12.07.2022 | 17.30 Uhr

Was heißt Antisemitismus?

Themenrundgang

Anfeindungen gegen Jüdinnen*Juden waren keine Erfindung der Nationalsozialisten, sondern bereits lange und tief in der Gesellschaft verankert. Diese Anfeindungen gründeten sich seit der Antike auf Klischees, Vorurteile und Stereotype. Der Begriff ‚Antisemitismus‘ ist eine Sammelbezeichnung für unterschiedliche ideologische Begründungen und Erscheinungsformen der pauschalen Feindschaft gegen jüdische Menschen. ‚Antisemitismus‘ ist zwar ein zentrales Merkmal des Rechtsextremismus, doch lässt er sich ebenso in allen gesellschaftlichen Schichten finden. So zeigten sich in den letzten Jahren neue, versteckte Formen von Antisemitismus auch in der sogenannten Mitte der Gesellschaft.

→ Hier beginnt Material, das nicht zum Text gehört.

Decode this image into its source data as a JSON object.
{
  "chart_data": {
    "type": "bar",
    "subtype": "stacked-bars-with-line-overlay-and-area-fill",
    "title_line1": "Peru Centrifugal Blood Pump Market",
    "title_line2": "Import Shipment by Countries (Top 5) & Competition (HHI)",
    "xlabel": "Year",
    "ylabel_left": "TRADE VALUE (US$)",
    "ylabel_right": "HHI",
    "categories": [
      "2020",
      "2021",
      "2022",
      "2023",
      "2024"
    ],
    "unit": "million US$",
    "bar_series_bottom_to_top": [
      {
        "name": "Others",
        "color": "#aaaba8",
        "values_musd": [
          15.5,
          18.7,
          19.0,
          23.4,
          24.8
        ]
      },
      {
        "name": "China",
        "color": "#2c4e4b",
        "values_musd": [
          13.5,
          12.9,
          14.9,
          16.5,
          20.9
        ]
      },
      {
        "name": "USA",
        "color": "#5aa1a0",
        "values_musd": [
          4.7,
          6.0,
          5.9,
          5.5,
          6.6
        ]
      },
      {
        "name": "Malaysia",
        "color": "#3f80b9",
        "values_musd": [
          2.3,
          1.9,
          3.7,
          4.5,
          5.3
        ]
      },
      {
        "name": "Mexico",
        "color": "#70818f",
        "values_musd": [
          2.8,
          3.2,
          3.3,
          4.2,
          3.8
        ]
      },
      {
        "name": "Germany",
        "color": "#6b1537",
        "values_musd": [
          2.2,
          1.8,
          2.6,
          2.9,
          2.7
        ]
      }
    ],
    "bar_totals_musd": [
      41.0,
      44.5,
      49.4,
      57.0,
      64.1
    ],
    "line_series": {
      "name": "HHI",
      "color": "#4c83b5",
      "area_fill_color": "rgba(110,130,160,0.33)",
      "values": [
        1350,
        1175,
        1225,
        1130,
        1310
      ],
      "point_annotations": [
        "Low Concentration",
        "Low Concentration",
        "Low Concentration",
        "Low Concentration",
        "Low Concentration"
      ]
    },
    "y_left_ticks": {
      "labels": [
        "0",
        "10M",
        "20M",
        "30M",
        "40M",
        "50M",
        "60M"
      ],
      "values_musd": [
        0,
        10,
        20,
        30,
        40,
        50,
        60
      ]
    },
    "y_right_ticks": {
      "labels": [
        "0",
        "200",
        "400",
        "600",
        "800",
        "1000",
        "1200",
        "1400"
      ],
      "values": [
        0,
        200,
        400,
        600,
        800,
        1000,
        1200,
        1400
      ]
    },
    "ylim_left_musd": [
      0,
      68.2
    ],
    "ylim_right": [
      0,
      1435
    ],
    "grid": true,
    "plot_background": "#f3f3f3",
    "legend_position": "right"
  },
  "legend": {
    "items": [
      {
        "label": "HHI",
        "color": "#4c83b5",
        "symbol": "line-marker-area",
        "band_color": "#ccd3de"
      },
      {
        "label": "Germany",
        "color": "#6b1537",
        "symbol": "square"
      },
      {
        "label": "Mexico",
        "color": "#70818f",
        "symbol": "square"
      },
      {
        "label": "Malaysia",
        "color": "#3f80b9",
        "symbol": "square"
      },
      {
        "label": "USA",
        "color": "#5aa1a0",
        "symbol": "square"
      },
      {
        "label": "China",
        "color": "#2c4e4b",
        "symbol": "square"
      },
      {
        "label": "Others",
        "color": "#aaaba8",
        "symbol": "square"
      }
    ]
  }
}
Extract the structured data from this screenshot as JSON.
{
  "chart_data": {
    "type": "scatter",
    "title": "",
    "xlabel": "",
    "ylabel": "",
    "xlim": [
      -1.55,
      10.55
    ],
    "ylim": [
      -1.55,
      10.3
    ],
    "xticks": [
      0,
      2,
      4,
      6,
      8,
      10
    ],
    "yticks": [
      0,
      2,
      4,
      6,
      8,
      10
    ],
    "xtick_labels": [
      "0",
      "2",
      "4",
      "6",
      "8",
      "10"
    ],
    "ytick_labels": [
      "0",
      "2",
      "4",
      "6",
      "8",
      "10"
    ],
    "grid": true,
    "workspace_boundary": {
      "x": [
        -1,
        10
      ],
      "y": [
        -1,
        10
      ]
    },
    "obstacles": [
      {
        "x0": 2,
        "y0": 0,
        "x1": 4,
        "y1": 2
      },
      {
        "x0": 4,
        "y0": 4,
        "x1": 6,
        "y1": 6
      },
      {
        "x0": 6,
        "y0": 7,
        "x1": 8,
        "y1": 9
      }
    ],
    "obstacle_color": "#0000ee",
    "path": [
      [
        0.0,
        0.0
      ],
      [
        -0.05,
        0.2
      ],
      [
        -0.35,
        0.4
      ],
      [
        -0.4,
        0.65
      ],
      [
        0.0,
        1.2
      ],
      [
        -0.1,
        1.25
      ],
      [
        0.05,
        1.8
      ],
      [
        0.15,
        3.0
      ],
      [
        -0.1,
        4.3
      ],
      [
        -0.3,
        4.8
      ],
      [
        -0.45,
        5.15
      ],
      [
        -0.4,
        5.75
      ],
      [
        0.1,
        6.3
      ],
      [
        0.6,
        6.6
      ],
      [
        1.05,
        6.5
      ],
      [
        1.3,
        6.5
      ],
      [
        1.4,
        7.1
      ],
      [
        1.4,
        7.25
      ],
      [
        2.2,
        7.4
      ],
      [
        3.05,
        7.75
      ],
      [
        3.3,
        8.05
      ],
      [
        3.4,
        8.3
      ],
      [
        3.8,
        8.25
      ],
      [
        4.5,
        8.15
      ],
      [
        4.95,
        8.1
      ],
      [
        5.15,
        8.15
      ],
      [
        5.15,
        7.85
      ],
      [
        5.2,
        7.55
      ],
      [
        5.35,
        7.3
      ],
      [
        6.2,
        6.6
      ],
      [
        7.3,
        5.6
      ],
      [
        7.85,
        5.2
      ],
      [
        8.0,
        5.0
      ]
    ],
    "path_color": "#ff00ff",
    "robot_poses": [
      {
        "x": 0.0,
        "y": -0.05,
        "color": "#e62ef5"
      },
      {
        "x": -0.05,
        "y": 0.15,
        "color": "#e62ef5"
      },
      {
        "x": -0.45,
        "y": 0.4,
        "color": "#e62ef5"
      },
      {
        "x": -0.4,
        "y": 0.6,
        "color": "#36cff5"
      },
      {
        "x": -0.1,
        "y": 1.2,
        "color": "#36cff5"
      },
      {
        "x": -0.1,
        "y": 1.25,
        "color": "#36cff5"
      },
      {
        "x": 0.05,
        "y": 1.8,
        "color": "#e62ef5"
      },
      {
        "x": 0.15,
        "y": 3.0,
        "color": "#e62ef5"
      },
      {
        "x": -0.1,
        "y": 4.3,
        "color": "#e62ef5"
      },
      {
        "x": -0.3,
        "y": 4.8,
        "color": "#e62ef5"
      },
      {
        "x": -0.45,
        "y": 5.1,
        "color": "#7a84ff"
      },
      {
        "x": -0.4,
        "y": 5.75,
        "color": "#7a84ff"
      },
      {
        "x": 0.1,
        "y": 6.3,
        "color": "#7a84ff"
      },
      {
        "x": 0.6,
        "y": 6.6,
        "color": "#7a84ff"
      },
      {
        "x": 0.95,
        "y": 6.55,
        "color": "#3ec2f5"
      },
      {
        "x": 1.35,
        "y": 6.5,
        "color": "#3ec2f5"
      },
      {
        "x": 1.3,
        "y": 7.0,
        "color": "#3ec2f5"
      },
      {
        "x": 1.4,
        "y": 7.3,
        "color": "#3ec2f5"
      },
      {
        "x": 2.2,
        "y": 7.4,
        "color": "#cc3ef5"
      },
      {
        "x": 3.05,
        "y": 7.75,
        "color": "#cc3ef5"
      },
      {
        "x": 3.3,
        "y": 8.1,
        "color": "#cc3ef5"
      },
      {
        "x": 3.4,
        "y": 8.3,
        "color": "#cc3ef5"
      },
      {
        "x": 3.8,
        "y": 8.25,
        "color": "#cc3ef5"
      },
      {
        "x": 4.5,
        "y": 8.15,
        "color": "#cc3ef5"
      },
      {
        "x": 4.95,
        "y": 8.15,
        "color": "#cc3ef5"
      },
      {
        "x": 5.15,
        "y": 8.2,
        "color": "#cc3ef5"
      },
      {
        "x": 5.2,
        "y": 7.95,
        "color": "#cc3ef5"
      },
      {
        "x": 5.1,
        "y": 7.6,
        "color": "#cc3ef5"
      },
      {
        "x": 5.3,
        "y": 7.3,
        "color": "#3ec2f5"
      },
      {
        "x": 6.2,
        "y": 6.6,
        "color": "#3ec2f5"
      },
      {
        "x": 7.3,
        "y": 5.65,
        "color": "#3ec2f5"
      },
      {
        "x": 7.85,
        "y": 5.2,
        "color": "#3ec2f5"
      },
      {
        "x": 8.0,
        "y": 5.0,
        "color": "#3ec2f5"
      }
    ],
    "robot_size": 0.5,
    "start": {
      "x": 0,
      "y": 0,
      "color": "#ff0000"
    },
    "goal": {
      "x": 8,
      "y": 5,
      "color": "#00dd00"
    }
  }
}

Welche Formen von Antisemitismus gibt es und wie lassen sie sich unterscheiden? In dem Rundgang beleuchten wir Strukturen des Antisemitismus in der Gesellschaft der Weimarer Republik, nehmen die spezifische Ausprägung in der NS-Zeit in den Blick und fragen schließlich nach heutigen Vorurteilen und antisemitischen Strömungen.




Ort NS-Dokumentationszentrum München, Treffpunkt Foyer

Teilnahme kostenfrei. Die Teilnehmer*innenzahl ist begrenzt, Plätze werden ab 15 min vor Beginn vor Ort vergeben.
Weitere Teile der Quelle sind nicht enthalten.